Bruno Wüstenberg (10 March 1912 – 31 May 1984) was a German prelate of the Catholic Church who spent his career in the diplomatic service of the Holy See.

==Biography==
Bruno Wüstenberg was born on 10 March 1912 in Duisburg, Germany. He studied Catholic theology at the University of Bonn, the Albert-Ludwigs-Universität Freiburg, and at the seminary in Bensberg near Cologne. He was ordained a priest on 3 March 1938 in Cologne Cathedral and then did pastoral work for a short time in Ulm.

He studied law at the Pontifical Gregorian University and in 1945 joined the Roman Curia's Department of Prisoner of War Services. He headed the German-speaking department of the Secretariat of State from 1947 to 1966. In that position he was instrumental in reconciling Germany's two largest political parties, the CDU and the SPD, which required reaching an understanding between the Church and the latter party once it jettisoned its Marxist philosophy in 1959. Die Zeit called him "one of the secret pioneers of the grand coalition" after he engineered a meeting of Fritz Erler, deputy chair of the SPD, with Pope Paul in 1964.

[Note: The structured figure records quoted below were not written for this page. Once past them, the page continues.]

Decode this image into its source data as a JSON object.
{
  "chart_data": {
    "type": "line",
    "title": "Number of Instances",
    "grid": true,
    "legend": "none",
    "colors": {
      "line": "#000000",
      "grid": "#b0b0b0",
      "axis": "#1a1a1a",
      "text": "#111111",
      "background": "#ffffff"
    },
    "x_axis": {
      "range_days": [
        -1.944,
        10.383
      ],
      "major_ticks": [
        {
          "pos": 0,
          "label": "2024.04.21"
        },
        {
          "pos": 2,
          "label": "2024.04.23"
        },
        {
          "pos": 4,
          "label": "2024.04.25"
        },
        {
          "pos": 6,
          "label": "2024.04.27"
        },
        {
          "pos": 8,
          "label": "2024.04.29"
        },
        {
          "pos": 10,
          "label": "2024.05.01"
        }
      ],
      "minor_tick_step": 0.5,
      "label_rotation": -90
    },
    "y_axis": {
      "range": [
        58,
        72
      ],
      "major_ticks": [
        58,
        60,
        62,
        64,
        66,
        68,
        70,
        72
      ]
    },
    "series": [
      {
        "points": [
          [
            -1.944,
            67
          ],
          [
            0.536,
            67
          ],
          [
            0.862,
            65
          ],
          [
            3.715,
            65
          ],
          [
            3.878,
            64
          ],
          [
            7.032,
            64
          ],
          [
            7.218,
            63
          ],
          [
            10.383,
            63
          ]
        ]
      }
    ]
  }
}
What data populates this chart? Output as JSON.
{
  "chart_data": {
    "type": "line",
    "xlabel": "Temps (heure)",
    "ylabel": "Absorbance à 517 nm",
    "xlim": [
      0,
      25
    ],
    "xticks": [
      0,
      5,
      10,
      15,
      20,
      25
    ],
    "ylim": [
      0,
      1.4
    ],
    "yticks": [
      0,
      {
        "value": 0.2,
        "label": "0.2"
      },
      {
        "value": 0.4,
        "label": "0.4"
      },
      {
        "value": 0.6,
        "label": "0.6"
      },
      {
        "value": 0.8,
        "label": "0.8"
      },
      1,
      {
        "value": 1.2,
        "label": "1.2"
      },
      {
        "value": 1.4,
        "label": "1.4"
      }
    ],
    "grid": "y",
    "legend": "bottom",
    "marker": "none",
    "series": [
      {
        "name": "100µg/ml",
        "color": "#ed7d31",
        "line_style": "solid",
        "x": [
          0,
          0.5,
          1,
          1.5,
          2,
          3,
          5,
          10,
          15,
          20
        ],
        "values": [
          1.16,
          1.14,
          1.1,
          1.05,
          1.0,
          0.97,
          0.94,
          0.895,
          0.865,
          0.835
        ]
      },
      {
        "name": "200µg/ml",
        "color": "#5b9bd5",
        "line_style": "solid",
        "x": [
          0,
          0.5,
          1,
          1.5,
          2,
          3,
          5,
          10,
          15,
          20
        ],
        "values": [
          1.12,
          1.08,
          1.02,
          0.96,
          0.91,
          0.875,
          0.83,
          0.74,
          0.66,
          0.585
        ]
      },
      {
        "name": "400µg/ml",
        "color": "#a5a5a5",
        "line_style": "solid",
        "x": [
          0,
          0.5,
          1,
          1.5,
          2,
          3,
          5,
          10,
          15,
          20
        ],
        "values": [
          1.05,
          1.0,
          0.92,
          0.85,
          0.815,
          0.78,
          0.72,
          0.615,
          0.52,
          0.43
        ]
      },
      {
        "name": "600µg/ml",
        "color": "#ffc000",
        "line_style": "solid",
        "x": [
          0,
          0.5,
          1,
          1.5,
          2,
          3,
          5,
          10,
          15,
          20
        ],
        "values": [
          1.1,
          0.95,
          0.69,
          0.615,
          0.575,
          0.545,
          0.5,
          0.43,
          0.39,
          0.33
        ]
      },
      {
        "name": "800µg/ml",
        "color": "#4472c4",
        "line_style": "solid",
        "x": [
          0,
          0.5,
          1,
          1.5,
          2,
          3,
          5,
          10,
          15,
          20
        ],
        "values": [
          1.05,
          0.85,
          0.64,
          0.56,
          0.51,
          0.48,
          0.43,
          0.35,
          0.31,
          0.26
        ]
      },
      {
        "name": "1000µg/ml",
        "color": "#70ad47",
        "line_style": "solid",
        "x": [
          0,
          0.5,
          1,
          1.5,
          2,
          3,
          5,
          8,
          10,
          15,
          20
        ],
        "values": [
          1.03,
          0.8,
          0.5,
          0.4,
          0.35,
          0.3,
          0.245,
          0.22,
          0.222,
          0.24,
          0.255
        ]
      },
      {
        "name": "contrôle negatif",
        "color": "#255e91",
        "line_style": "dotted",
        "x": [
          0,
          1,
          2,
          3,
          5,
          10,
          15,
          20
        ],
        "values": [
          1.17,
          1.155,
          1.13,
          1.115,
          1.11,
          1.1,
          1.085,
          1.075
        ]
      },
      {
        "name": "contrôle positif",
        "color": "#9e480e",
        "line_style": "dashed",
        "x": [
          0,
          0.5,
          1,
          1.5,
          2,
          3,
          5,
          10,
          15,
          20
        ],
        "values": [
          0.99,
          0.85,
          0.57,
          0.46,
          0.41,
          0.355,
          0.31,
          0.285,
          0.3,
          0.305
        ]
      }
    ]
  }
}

On 24 October 1966, Pope Paul VI named him titular archbishop of Tyre and apostolic pro-nuncio to Japan. He became the highest-ranking German in the diplomatic service and the first German citizen with the rank of nuncio. He received his episcopal consecration on 11 December 1966 in Cologne Cathedral from the Archbishop of Cologne, Cardinal Joseph Frings.

On 19 December 1973, Pope Paul appointed him apostolic delegate to Guinea and Togo and apostolic pro-nuncio to Ivory Coast, Dahomey, and Benin.

On 17 January 1979, Pope John Paul II appointed him apostolic pro-nuncio to the Netherlands. There he had a difficult relationship at times for his less than diplomatic handling of the appointment of a bishop.

Even early in his career Wüstenberg lived a stylish life; he belonged to Rome’s best golf club and drove a Porsche. He anticipated continued social adventures when posted abroad, enjoying the social advantages available in Catholic Tokyo, befriending President Felix Houphouët-Boigny in the Ivory Coast, hiring a private band, using the son of Italian most fashionable architect to build a chapel and his own residence.

In 1984, Wüstenberg died in Freiburg im Breisgau as a result of embolism. He was buried in the cemetery at Cologne Cathedral.